Zira AKP'nin adayları seçim kampanyalarında plastik ve naylon yerine kağıt ve bez gibi "geri kazanılabilir maddeler" kullanılacakmış. Gürültü kirliliği oluşturmamaktan kasıt da, okul, hastane, ibadethane gibi yerlerin çevresinde müzik çalınmaması ve anons yapılmamasıymış. Evinde oturana ya da işyerinde çalışana ses zulmü mübah yani. Bir de adaylara verilen "trafiği tıkamayın" talimatı var ki o gülünç olanıydı galiba.
Peki gerçekte çevrecilik böyle bişey mi? Bunlar ses, görüntü ve gürültü kirliliğinden sayılmayacak mı? Çevrecilik dediğimiz şey var gücüyle kömürlü termik santral savunurken plastik poşeti ücretli yapmakla övünmek mi? Seçim sürecinde görüntü ve ses kirliliği yaratmadığınız zannıyla iktidarınız boyunca kestiğiniz ağacı, kirlettiğiniz suyu, döktüğünüz betonu, asfaltı görmezden gelmek mi?
16 yıllık AKP iktidarları döneminde merkezi yönetim ve yerel yönetimler eliyle gerçekleştirilen bütün kültürel ve tarihi varlıkların da tahribatını dahil ederek ekolojik kırımların çetelesini yapmaya kalksak, buna ne vaktimiz ne de sabrımız yeter.
O sebeple çok uzağa, çok geriye gitmeden önümüzdeki günlerde AKP'nin belki de ekranlarda "Çevreye duyarlı seçim kampanyamız başlamıştır" reklamlarının döndüğü sırada oylanacak yasa tasarına bakmak bile yeterli.
Meclis Genel Kurulu'nda gelecek hafta görüşülecek Torba Yasa Tasarısı, baca gazı filtresi olmadan çalışan kömürlü termik santrallerin iki yıl daha havayı kirletmesine izin verecek.
2013 yılında kömürlü termik santrallerin özelleştirilmesinin ardından, bu santrallerin çevre yatırımlarını tamamlamaları için 2019'un sonuna kadar süre tanınmıştı. Bu süre içerisinde santraller, filtre ve baca gazı arıtma sistemleri gibi çevre yatırımlarını yapmadan altı yıl boyunca zehirli gazları doğrudan havaya saldı.
Meclis'te ilk sırada görüşülecek yasa teklifi, Çanakkale, Maraş, Karabük, Kütahya, Manisa, Sivas, Şırnak ve Zonguldak'ta bulunan 10 santrale iki yıl daha havayı kirletme özgürlüğü tanıyacak.
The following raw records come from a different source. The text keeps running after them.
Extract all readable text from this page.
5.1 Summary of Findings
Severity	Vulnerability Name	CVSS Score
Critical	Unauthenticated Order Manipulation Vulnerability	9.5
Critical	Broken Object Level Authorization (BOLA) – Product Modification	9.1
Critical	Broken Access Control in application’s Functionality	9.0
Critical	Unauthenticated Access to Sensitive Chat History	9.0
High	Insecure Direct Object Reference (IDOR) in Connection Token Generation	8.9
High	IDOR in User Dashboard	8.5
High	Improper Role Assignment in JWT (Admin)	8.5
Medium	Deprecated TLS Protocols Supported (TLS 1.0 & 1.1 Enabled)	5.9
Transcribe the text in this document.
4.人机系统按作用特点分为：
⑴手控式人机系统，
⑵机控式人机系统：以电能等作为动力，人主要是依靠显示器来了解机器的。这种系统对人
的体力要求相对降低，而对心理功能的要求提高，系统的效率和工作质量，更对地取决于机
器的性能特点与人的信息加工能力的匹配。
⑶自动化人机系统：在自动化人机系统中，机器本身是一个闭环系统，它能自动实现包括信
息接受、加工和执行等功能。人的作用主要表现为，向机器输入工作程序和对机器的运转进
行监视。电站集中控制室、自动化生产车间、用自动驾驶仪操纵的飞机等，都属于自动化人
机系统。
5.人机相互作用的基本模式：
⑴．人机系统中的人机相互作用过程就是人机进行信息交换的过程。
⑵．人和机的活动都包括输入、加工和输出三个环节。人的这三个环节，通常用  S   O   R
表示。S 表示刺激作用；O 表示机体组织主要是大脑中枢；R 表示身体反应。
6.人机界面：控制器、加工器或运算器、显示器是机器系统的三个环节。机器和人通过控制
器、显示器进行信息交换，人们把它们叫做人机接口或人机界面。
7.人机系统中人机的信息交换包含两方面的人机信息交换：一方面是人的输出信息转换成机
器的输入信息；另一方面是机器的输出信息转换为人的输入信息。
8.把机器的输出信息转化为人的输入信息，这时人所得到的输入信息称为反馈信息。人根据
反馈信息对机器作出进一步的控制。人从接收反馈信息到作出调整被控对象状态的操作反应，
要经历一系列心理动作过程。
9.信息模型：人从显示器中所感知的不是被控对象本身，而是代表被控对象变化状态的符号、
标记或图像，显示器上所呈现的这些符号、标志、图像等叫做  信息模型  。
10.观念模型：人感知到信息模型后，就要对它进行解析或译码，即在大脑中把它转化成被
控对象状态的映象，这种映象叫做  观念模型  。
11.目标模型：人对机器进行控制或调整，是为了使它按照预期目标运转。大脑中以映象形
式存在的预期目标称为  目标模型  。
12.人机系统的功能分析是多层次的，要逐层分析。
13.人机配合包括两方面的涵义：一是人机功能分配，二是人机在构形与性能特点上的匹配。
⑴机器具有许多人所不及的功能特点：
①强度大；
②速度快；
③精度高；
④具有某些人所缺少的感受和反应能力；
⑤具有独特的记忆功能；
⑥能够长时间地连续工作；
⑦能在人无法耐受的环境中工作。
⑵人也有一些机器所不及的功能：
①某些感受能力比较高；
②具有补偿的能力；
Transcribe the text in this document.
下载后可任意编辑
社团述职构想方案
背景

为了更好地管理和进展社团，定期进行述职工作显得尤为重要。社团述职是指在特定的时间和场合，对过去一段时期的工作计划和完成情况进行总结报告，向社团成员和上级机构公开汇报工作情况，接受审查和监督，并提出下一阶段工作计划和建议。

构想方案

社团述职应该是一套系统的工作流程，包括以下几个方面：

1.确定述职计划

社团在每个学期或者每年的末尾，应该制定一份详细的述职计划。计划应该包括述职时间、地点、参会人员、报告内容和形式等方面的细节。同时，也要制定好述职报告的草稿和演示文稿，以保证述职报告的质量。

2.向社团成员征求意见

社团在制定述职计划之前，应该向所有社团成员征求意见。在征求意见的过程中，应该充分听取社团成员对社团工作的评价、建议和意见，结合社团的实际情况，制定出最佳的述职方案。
Temiz Hava Hakkı Platformu, çoktan emekli olma zamanı gelmiş bu santrallerin bulundukları şehirlerde yüksek miktarda hava kirliliğine sebep olduğuna özellikle dikkat çekiyor.
Çevre ve Şehircilik Bakanlığı tarafından yayımlanan partikül madde (PM10) ölçüm verilerini inceleyen Temiz Hava Hakkı Platformu, en eski santrallerden Maraş'taki Afşin Elbistan kömürlü termik santrallerinin yer aldığı Elbistan'da yaşayanların son üç yılda Dünya Sağlık Örgütü'nün (DSÖ) sınır değerlerinden altı kat daha fazla kirli hava soluduğunu tespit etti.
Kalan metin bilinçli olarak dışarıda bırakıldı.